Globally there are two ways data is being managed by Governments. The first one is led by the US that allows data flows across boundaries without much intervention of the Government. It benefits the Big Tech and Big Business to continue their innovations in the Silicon Valley and grow economically. The second model comes from the European Union that has modified US approach by bringing regulations to protect citizen and consumers. The second model is embraced by BRICKS countries and Nations from the Global south that lay emphasis on the data sovereignty and reject data colonization. But there are issues with the second model too. It can set an authoritarian internet powered by technologies of surveillance and claim that it is set up for the good of its citizens as we may notice as happening in China. What we need maybe is democratic data regulation wherein the data subject or the citizen participates in what is made of his or her data by the state. But because Big Powers like US, European Union and China have stakes in data regulation, the data regulatory landscape is fragmentary. There is another issue attached to this regulatory problem. All most all stakeholders approach data as a resource that can be extracted, polished, valued , bought and sold in different ways.
In India, our Personal Data Protection Act is based on the centralisation of power and is said to be heavily tilting towards the policy of China. India has an opportunity to provide the world another way of managing data without anxiety of it being used against its security concerns. Maybe we have to invest in finding and alternate governing model to regulate the data produced by our citizens. We in India are still working with the metaphor that says data is a resource which immediately sees its economic potencies. Although our Government at different times has expressed it desire to monetize citizens’ data but gave it up when it faced citizens privacy issues. Approaching data as a resource models data colonization and puncture data sovereignty that is prized by our government so dearly. It follows the terra nullius principle of the colonizers that said that land owned by no one has to be taken and ‘exploited’ by the colonial Government. Similarly data colonization is controlling and profiting from peoples data. Hence, we have an important question for those that speak for data sovereignty : Whose Sovereignty is it ? Why is it not on the side data producers.

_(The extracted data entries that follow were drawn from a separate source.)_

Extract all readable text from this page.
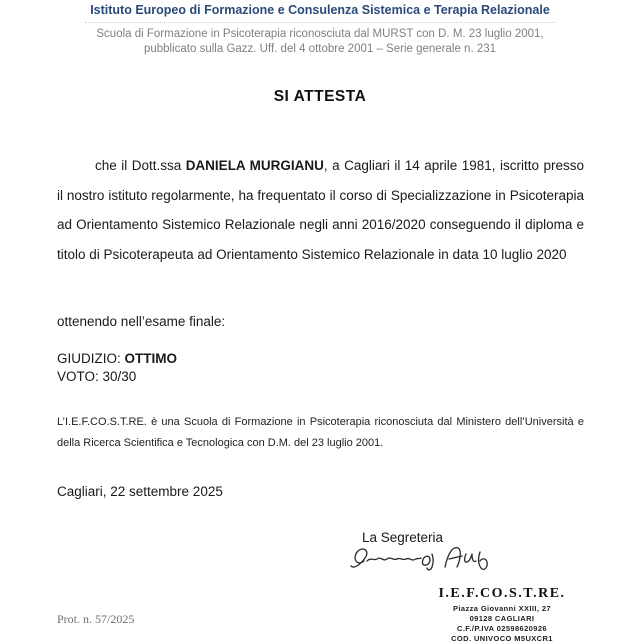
Istituto Europeo di Formazione e Consulenza Sistemica e Terapia Relazionale
Scuola di Formazione in Psicoterapia riconosciuta dal MURST con D. M. 23 luglio 2001,
pubblicato sulla Gazz. Uff. del 4 ottobre 2001 – Serie generale n. 231
SI ATTESTA
che il Dott.ssa DANIELA MURGIANU, a Cagliari il 14 aprile 1981, iscritto presso il nostro istituto regolarmente, ha frequentato il corso di Specializzazione in Psicoterapia ad Orientamento Sistemico Relazionale negli anni 2016/2020 conseguendo il diploma e titolo di Psicoterapeuta ad Orientamento Sistemico Relazionale in data 10 luglio 2020
ottenendo nell’esame finale:
GIUDIZIO: OTTIMO
VOTO: 30/30
L’I.E.F.CO.S.T.RE. è una Scuola di Formazione in Psicoterapia riconosciuta dal Ministero dell’Università e della Ricerca Scientifica e Tecnologica con D.M. del 23 luglio 2001.
Cagliari, 22 settembre 2025
La Segreteria
I.E.F.CO.S.T.RE.
Piazza Giovanni XXIII, 27
09128 CAGLIARI
C.F./P.IVA 02598620926
COD. UNIVOCO M5UXCR1
Prot. n. 57/2025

Data sovereignty is understood as first of all operating at the level of the State. This is statist notion of data sovereignty. State claims power of data that is generated within its boundaries. But it being centralised there is no place for the citizens to know the way their data is being used. This exclusion of the citizen is justified by the assumption that Government is a representative of the citizen. Thus, Government is both an economic and technocratic actor for its passive citizens and seeks only market solutions as regards the issues of data of its citizens. This is why we need to debunk the metaphor which thinks of data as a resource. Data is not simply given. It is produced by citizens who are deeply embedded in a culture and socio-eco-political as well as religious life. This is why it has to be captured, cleansed, quantified , valued and put to use. Data is profoundly bodily. As a resource it is disembodied and weaponised to attack or manipulate the embodied life of an individual. We need to turn to embodied metaphors of data. Finger prints, foot prints etc., bring us to these embodied nature of data. Data is a social bridge and hence have to be primarily used to build social relations and social life and not amplify social inequalities. Data has a human face. It has a social, political, and economic life. Hence, social, economic and political dimension of data cannot be forgotten. Decolonizing of our colonial mind set is a way forward to decolonize data. We have the challenge to invent a decolonial models of data governance . Our data sovereignty does not just have to give us better public welfare and stronger national security but has to protect the privacy and good of individual data producing citizens . Hence, how data is manged and used for public good have to include transparency and checks and balances and ways of addressing issues of justice.